Artificial sweeteners cannot be shown to be harmless with chronic use: large cohort studies link high intake to a higher risk of cancer, cardiovascular disease and cognitive decline, and laboratory research points to disruption of the gut microbiome. Yet causal evidence in humans is limited, and potential benefits for weight and blood sugar in diabetes are real. Moderate and mindful use seems wiser than consistently high daily use.
Diet sodas and products containing sweeteners are often seen as a healthy alternative to sugar. The picture emerging from recent research is, however, nuanced and sometimes contradictory. There are both possible benefits and concerns, and for many risks conclusive causal evidence is still lacking.

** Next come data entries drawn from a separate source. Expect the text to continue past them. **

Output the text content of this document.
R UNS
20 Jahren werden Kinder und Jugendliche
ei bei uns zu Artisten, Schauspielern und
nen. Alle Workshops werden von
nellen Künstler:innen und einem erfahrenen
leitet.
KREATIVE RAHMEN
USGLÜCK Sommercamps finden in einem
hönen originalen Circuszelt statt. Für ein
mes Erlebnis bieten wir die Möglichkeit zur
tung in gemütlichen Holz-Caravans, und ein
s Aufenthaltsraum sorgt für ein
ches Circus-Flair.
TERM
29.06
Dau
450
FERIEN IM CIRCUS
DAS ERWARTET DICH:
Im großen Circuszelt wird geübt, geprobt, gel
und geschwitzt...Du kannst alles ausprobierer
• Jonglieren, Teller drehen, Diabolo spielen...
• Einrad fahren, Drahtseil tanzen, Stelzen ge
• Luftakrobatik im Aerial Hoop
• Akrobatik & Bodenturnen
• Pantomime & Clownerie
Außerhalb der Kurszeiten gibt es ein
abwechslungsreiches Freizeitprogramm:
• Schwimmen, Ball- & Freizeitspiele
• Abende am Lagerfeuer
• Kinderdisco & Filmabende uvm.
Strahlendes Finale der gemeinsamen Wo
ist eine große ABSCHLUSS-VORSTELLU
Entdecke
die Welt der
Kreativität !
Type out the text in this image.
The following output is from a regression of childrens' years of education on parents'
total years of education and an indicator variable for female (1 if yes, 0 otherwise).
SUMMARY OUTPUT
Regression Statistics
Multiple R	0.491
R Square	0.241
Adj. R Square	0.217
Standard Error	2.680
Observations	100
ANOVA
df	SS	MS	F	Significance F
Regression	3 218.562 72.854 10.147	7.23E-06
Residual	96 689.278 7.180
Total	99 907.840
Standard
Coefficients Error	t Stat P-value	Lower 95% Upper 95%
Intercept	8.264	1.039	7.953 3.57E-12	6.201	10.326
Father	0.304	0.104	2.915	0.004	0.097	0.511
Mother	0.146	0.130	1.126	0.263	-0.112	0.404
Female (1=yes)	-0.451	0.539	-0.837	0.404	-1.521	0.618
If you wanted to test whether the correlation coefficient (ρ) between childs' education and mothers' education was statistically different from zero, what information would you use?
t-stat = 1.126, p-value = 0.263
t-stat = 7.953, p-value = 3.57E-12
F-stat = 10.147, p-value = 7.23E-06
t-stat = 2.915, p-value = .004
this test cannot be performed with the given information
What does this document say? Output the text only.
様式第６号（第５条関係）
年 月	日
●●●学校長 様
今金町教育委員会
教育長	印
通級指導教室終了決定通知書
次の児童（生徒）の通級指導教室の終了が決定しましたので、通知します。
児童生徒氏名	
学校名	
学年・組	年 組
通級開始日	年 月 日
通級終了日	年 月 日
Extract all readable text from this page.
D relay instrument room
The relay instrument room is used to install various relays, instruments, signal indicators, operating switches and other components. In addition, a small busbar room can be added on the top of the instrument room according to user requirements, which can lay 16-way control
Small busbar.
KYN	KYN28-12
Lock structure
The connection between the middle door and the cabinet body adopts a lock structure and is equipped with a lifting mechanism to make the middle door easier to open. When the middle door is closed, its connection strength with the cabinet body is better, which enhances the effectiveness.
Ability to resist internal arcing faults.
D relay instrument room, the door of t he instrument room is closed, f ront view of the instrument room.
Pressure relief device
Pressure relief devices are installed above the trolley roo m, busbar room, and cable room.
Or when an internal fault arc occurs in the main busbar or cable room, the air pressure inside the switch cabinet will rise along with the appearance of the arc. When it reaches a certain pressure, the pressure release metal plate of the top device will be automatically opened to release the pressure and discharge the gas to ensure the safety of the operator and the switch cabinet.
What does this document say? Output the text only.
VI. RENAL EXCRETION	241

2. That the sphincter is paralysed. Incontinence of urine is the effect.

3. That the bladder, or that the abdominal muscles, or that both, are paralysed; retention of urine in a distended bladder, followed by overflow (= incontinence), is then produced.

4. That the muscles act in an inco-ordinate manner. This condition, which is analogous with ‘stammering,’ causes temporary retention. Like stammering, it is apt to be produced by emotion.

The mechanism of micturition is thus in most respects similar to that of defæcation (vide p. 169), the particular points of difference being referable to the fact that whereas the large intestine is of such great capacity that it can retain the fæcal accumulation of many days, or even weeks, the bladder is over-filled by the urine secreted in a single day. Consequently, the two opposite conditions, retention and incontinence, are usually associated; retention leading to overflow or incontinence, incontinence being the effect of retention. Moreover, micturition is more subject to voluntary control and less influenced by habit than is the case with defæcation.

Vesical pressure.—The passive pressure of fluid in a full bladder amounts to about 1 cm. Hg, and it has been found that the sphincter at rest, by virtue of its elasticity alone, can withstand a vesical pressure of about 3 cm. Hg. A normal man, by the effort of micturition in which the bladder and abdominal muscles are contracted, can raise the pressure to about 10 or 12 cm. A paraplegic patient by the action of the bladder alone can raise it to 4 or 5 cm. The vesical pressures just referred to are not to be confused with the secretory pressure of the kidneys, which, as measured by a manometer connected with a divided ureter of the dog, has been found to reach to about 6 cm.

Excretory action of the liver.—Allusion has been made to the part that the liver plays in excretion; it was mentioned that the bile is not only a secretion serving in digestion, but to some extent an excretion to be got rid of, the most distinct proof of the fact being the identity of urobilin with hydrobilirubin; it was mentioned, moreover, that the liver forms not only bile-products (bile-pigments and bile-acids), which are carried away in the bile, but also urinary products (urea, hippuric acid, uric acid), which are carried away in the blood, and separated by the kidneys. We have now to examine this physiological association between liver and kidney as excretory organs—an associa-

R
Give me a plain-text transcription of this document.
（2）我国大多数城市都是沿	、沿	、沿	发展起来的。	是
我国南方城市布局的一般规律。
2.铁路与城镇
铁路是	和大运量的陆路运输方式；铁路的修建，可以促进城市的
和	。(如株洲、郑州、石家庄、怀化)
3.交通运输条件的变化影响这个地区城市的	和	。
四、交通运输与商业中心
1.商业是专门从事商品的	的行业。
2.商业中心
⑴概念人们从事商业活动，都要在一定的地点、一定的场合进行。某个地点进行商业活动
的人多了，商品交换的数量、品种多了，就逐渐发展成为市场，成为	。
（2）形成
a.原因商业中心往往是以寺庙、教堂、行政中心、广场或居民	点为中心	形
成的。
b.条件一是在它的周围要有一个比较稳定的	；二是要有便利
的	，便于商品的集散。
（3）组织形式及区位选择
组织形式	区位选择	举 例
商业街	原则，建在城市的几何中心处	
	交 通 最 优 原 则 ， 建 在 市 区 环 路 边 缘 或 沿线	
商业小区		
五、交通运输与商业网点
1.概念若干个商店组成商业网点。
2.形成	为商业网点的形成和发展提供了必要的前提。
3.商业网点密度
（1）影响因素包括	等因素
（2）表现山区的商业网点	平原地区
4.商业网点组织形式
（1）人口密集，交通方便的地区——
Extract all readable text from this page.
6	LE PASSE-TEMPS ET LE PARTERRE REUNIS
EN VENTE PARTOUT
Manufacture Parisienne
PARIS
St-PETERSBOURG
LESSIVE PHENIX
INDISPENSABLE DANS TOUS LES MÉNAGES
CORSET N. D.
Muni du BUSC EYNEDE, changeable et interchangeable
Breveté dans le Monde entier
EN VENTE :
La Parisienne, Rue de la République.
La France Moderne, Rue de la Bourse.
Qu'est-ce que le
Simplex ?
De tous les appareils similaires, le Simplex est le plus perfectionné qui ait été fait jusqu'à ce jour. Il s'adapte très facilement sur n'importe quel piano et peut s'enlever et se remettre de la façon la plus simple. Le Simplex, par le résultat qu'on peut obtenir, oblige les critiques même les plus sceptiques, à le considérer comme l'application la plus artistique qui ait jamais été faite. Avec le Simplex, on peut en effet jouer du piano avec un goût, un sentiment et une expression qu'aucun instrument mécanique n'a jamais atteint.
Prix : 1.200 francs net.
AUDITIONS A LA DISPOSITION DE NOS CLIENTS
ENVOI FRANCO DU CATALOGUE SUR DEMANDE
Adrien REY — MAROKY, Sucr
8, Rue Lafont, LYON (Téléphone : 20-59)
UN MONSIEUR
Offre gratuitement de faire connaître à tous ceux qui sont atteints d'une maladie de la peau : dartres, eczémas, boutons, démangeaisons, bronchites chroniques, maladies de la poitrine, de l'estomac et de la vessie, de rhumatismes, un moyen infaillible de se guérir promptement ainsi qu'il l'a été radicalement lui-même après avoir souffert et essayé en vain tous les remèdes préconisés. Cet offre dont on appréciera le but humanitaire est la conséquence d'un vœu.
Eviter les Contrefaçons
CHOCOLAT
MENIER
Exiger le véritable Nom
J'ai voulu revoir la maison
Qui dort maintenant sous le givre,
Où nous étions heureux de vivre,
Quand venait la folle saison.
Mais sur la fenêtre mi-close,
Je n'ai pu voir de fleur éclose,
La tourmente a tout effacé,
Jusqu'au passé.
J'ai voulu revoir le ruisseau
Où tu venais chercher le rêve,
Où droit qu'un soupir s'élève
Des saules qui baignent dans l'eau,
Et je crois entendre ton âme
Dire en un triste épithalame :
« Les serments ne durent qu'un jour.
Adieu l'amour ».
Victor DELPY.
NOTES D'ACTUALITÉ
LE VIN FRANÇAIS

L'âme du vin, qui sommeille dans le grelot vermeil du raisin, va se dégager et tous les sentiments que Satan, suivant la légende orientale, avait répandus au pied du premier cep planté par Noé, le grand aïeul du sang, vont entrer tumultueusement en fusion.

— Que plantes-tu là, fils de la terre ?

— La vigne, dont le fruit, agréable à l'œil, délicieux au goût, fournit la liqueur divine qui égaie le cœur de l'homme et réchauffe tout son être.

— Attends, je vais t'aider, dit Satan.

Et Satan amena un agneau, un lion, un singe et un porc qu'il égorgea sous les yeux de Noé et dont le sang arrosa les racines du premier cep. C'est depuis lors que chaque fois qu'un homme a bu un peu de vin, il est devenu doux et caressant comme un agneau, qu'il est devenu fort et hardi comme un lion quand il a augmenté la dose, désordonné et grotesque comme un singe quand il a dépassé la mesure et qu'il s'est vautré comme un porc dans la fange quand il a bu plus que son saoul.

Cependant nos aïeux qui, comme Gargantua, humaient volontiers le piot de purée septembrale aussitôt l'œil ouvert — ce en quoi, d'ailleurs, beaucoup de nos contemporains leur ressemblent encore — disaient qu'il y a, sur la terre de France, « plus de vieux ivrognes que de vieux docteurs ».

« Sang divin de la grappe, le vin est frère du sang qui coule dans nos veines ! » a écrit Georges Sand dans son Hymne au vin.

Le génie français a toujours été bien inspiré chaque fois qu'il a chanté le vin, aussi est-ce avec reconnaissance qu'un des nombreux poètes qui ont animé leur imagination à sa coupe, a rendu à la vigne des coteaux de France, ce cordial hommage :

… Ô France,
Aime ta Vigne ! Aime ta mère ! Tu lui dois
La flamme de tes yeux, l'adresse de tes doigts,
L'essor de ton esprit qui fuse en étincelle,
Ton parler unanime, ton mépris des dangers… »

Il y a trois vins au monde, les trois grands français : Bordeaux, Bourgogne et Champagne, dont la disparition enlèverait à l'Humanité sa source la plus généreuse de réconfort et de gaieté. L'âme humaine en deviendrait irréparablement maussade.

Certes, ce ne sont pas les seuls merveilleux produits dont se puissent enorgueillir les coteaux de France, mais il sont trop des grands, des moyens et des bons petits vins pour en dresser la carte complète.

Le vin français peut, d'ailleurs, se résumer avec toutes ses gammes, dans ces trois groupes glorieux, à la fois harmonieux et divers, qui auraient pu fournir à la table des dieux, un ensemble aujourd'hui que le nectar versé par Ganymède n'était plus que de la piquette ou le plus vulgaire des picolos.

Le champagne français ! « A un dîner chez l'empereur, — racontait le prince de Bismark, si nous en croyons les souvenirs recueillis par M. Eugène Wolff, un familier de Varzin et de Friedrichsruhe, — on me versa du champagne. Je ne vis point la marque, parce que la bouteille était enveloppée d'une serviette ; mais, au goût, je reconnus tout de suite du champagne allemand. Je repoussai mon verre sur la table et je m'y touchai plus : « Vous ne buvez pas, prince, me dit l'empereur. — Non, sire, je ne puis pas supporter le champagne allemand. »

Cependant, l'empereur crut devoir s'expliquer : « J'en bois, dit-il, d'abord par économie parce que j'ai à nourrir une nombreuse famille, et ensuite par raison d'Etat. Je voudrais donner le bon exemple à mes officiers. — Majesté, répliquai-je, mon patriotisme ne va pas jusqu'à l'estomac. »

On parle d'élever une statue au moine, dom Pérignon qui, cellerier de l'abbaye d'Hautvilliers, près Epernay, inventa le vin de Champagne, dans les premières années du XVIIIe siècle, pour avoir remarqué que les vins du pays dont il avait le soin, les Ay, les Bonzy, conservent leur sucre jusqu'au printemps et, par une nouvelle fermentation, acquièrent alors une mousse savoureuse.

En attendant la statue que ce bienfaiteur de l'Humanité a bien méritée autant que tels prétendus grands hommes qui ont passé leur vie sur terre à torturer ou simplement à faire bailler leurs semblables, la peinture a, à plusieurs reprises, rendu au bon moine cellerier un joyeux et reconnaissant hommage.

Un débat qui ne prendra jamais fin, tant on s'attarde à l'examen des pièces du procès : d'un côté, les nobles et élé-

On the positive side: long-term use of non-nutritive sweeteners (NNS, the sweeteners found in diet products) appears to be beneficial for body weight and blood sugar regulation in people with type 2 diabetes, and is better for dental health than regular sugar (PMID 39339762). Some meta-analyses in humans also find no measurable negative effect on body weight or blood sugar in the general population (PMID 36364710).
At the same time, there are several concerns. A large French cohort study involving nearly 103,000 participants linked above-average intake of artificial sweeteners to a 13% higher risk of cancer overall. Aspartame was specifically linked to a 15% higher overall cancer risk and a 22% higher breast cancer risk; acesulfame-K was linked to a 13% higher cancer risk (PMID 35324894). The researchers themselves caution that selection bias and confounding factors cannot be fully ruled out, but the study is large enough to take seriously.
An important mechanism involves gut bacteria. Research from the Weizmann Institute showed that saccharin, sucralose and aspartame can cause glucose intolerance by disrupting the composition of the gut microbiome. This effect was transferable via fecal transplantation to mice without their own gut bacteria, which makes a causal relationship plausible (PMID 25231862). A smaller randomised study in 17 healthy adults found no effect on the gut microbiome at realistic doses after 14 days (PMID 33171964), suggesting that dose size and duration of use matter. Furthermore, one author of that latter study received a honorarium from PepsiCo, which limits its independence.
In addition, observational studies link high sweetener intake to cardiovascular disease, higher all-cause mortality, depression in adults and childhood obesity (PMID 38423749, PMID 36364710, PMID 37115819). In a prospective 8-year study of more than 12,000 Brazilians, higher consumption of low- and no-calorie sweeteners (including sugar alcohols such as erythritol and xylitol) was linked to faster cognitive decline, particularly in people under 60 years of age (PMID 40902134). Here too the findings are associations, and confounding factors have not been fully excluded.
The core of the problem is that almost all of the evidence is observational: people who consume large amounts of diet products differ in numerous other ways from people who do not. Causal evidence in humans is scarce. Nevertheless, the signals from multiple large studies are consistent enough to justify caution, particularly with chronic and high use. For occasional or moderate use, the risks are far less clear.
Ten studies used: large cohort studies (up to 102,865 participants), a prospective study over 8 years, an RCT (n=17), animal and human experiments (Weizmann), review articles and meta-analyses. Almost all evidence is associative; one study has a potential conflict of interest (PepsiCo honorarium). Total estimated number of participants (across the clinical studies): over 130,000.